Argentina's national social security administration, known as ANSES, has a new director. On Tuesday March 17, 2026, the Ministry of Human Capital confirmed that Fernando Bearzi had resigned as executive director and announced Guillermo Arancibia as his replacement. The move adds another name to the growing list of officials who have departed under President Javier Milei's administration — political analyst Pablo Salinas, who tracks these exits, puts the total at close to 240 since December 2023.
Bearzi had taken over ANSES in February 2025, barely a year before his exit. He is the third director to leave the post under the libertarian administration, following Osvaldo Giordano — who resigned in February 2024 — and Mariano de los Heros, who also left abruptly in February 2025. Arancibia is now the fourth.
Why Bearzi left — and the politics behind it
The official explanation from the government was brief: the change is part of a push toward digitalization and modernization of the agency. But sources quoted by national media paint a more layered picture. Bearzi's removal had been under consideration for some time and was accelerated by an internal conflict within the Milei administration between presidential secretary Karina Milei and strategist Santiago Caputo — a dispute that intensified during March.
Bearzi was closely aligned with Economy Minister Luis Caputo and arrived at ANSES in 2025 with that political backing. His departure, according to official sources, was negotiated with Human Capital Minister Sandra Pettovello, who is pushing for a different management profile focused on digital transformation and staff reduction.
Who is Guillermo Arancibia
Arancibia is 52 years old, holds a degree in Economics from the Universidad Nacional de Córdoba and a postgraduate specialization in finance from the Universidad de Belgrano.
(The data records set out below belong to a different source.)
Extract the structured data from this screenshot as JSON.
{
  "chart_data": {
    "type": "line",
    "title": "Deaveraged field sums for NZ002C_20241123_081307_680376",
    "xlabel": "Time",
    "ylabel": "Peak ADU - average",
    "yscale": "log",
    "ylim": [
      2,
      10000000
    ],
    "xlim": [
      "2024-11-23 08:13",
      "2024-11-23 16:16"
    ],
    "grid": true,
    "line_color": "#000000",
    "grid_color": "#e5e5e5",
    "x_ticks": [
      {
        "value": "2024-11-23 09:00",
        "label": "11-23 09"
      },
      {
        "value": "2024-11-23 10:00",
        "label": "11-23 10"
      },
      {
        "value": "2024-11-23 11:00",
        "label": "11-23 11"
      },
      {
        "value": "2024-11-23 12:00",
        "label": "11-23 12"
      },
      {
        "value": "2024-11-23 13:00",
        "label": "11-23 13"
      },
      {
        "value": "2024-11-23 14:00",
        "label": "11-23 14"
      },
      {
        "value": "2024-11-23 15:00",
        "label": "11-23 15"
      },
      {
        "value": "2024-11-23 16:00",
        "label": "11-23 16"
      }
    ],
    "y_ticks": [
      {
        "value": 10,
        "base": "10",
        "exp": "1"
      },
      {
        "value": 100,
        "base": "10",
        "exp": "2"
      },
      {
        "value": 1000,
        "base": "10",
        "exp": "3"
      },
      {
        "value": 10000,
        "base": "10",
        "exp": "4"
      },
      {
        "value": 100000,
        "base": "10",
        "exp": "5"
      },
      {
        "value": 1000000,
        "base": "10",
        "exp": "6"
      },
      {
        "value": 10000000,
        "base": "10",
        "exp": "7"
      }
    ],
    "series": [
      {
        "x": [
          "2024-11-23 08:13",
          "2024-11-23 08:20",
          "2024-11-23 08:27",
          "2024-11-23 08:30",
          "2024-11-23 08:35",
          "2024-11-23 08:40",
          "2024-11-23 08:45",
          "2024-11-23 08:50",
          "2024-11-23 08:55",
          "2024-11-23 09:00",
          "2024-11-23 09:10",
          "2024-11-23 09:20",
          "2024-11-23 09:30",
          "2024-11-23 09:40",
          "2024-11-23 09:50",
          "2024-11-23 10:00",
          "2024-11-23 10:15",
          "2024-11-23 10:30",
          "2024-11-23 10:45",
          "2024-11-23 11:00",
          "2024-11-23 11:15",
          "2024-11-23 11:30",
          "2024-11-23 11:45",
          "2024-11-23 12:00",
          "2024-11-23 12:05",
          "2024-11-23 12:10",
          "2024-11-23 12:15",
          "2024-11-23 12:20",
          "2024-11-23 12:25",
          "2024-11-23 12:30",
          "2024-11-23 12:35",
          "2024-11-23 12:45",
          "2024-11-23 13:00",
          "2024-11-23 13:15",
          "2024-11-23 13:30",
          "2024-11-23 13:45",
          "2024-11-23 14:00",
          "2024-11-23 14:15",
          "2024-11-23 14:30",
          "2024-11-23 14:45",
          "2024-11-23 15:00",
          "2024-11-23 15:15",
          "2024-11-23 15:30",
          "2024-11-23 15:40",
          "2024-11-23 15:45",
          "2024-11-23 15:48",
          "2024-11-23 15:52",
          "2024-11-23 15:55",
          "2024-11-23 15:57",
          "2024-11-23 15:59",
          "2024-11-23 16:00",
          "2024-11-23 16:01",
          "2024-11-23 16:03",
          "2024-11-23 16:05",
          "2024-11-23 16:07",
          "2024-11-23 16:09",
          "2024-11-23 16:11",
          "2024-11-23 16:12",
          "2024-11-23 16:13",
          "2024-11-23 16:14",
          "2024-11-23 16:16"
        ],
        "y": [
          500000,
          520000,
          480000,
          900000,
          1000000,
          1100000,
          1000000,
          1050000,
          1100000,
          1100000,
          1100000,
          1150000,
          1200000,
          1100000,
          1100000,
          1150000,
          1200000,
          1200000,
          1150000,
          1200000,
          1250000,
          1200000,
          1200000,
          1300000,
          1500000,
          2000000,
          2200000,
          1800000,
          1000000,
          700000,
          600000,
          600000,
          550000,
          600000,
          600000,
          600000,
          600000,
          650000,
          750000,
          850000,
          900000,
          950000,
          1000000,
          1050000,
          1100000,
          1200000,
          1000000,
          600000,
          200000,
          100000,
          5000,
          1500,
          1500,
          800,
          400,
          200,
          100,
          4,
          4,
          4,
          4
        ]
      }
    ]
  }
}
He has over 30 years of experience across the public sector, academic research and consulting.
His public sector track record includes serving as Director General of Studies and Information Technology for the City of Buenos Aires from 2007 to 2015, then as General Manager of the Superintendency of Labor Risks during the Macri administration. Most recently he served as deputy executive director of Benefits at ANSES itself. According to official sources, Arancibia had been sidelined from the agency's core decision-making by Bearzi when the latter arrived with his own team. Pettovello's appointment puts him back at the center.

The snack scandal that followed him in
Arancibia's appointment did not arrive without baggage. In August 2024 — while serving as deputy director of Benefits — he signed an internal directive authorizing the use of petty cash to cover personal consumables including yogurt, crackers and soft drinks. At the time he was earning a gross monthly salary of several million pesos — equivalent to many times the minimum pension — and justified the expenses as institutional needs.
The reaction inside the building was immediate: the following morning, ANSES offices were covered in handmade posters caricaturing Arancibia as a cartoon mouse. The episode generated significant pushback from staff and unions at a time when the government was implementing sweeping austerity measures across the public sector.
What comes next: digital overhaul, voluntary exits and welfare cuts
The official announcement focused on three priorities for the new leadership: digitizing processes, streamlining administrative procedures, and modernizing the agency's structure. That agenda already has a concrete first step: on Monday March 16 — one day before the leadership change was announced — the government published Resolution 68/2026 in the Official Gazette, enabling a voluntary retirement plan for ANSES staff as part of the broader push to reduce the public payroll.
On a larger scale, Capital Humano has announced plans to eliminate close to 900,000 social welfare plans under the Potenciar Trabajo scheme starting in April, at a monthly cost to the state of roughly 80 billion pesos. They will be replaced with a vocational training voucher system, shifting the model from direct cash assistance toward workforce integration.
The numbers behind the agency
While the leadership transition unfolds, ANSES continues paying benefits on schedule. In March 2026, the minimum pension sits at just over $369,000, supplemented by an extraordinary bonus of $70,000 under Decree 109/2026, bringing the total to nearly $440,000. The maximum pension in the system exceeds $2,480,000.
The Universal Child Allowance (AUH) stands at around $132,000 per child, with 20% withheld monthly and released annually upon submission of required documentation. The Universal Pension for Older Adults (PUAM) is approximately $365,000 including the bonus. All figures reflect the month's adjustment in line with January's consumer price index from INDEC.
The $70,000 extraordinary bonus has not been adjusted for inflation since its last update, meaning its real value continues to erode for minimum-pension retirees — a detail that sits uncomfortably alongside the government's stated goal of protecting the purchasing power of the most vulnerable beneficiaries.